Moo Sorong
La Thaïlande veut transformer son patrimoine culinaire en moteur économique. Le gouvernement a présenté mercredi son projet “The Lost Taste”, destiné à relancer et commercialiser 231 plats traditionnels oubliés. L’initiative s’inscrit dans une stratégie plus large de “Living Heritage”, visant à préserver les savoir‑faire locaux tout en stimulant le tourisme régional.
Des recettes rares mises en lumière
Ces plats, souvent menacés par l’urbanisation et la modernisation, reflètent l’identité culturelle des différentes régions du pays. On y retrouve par exemple le Khao Soi Udon, la soupe de nouilles au curry du Nord en version Udon, le Larb Pla Kang, salade épicée de poisson du Mékong en Isan, ou encore le Kaeng Tai Pla, curry de poisson fermenté du Sud. Le Moo Sorong, qui illustre cet article, se prépare en mélangeant du porc haché avec des épices, puis en l’enveloppant de vermicelles de riz pour former une boulette avant de la faire frire. Le résultat obtenu ressemble à une balle de sepak takraw, en miniature. Le Moo Sorong est issu de la tradition de Bangkok – Ratanakosin et n’en est pas moins oublié.
Chaque recette incarne des ingrédients indigènes, des techniques de cuisson ancestrales et des histoires communautaires.
Un label pour garantir l’authenticité
Pour encadrer la commercialisation, le Département de la promotion culturelle a créé le label Thailand Best Local Food. Deux niveaux d’accréditation seront proposés :
- Classic, réservé aux établissements qui respectent strictement les recettes et méthodes traditionnelles.
- Creative + Innovation, destiné aux adaptations modernes qui conservent l’essence culturelle tout en séduisant un public contemporain.
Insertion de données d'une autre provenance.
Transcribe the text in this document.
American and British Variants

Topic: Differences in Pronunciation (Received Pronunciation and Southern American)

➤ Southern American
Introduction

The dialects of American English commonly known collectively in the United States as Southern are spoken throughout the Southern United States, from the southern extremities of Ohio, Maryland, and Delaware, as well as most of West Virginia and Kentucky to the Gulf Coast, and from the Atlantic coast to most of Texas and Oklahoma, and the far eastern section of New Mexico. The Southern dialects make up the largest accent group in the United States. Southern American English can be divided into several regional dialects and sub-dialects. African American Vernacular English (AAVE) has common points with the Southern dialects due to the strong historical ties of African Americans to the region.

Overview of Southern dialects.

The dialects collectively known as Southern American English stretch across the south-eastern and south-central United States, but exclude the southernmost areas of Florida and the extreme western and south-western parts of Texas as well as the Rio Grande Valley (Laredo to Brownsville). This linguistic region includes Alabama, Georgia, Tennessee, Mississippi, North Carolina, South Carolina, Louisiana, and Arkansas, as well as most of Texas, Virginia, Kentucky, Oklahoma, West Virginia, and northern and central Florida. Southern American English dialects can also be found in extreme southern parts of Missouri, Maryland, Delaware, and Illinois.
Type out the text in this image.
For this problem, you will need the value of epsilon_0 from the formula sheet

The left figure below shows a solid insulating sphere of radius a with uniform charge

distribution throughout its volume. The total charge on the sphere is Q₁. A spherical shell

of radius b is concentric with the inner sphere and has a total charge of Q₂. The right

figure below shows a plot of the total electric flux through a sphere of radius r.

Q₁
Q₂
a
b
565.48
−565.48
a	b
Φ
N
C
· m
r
Ce système a été conçu avec l’aide de sept experts culinaires et d’enquêtes menées auprès de 400 consommateurs.
Un projet pilote dès septembre
Cinq restaurants serviront de modèles pour tester le concept. Dès septembre 2026, ils proposeront un menu spécial baptisé “The Lost Taste Special Course”, accompagné d’une campagne de promotion intitulée “5 Series, 5 Restaurants”. L’objectif est d’attirer les voyageurs vers des expériences gastronomiques inédites dans les provinces rurales.
La gastronomie comme soft power
La Thaïlande figure déjà dans le top 10 mondial du soft power culinaire, selon l’indice Global Soft Power 2026 de Brand Finance. Le pays est classé 7e pour la catégorie “Food the World Loves” et 12e comme “Great Place to Visit”. Le gouvernement veut capitaliser sur cette réputation pour accroître les dépenses touristiques, encourager l’entrepreneuriat local et inciter les jeunes générations à préserver les savoir‑faire culinaires.
Entre patrimoine et économie
Pour Lalida Persvivatana, porte‑parole adjointe du gouvernement, “derrière chaque plat se cachent des ingrédients natifs, des techniques de cuisson et des histoires de communautés”. Le projet ne se limite donc pas à l’archivage : il vise à créer un véritable écosystème commercial autour de ces recettes.
En somme, la Thaïlande entend faire de ses 231 plats oubliés un atout économique et culturel, reliant traditions locales et tourisme international. Une manière de prouver que la mémoire des saveurs peut aussi être un levier de croissance.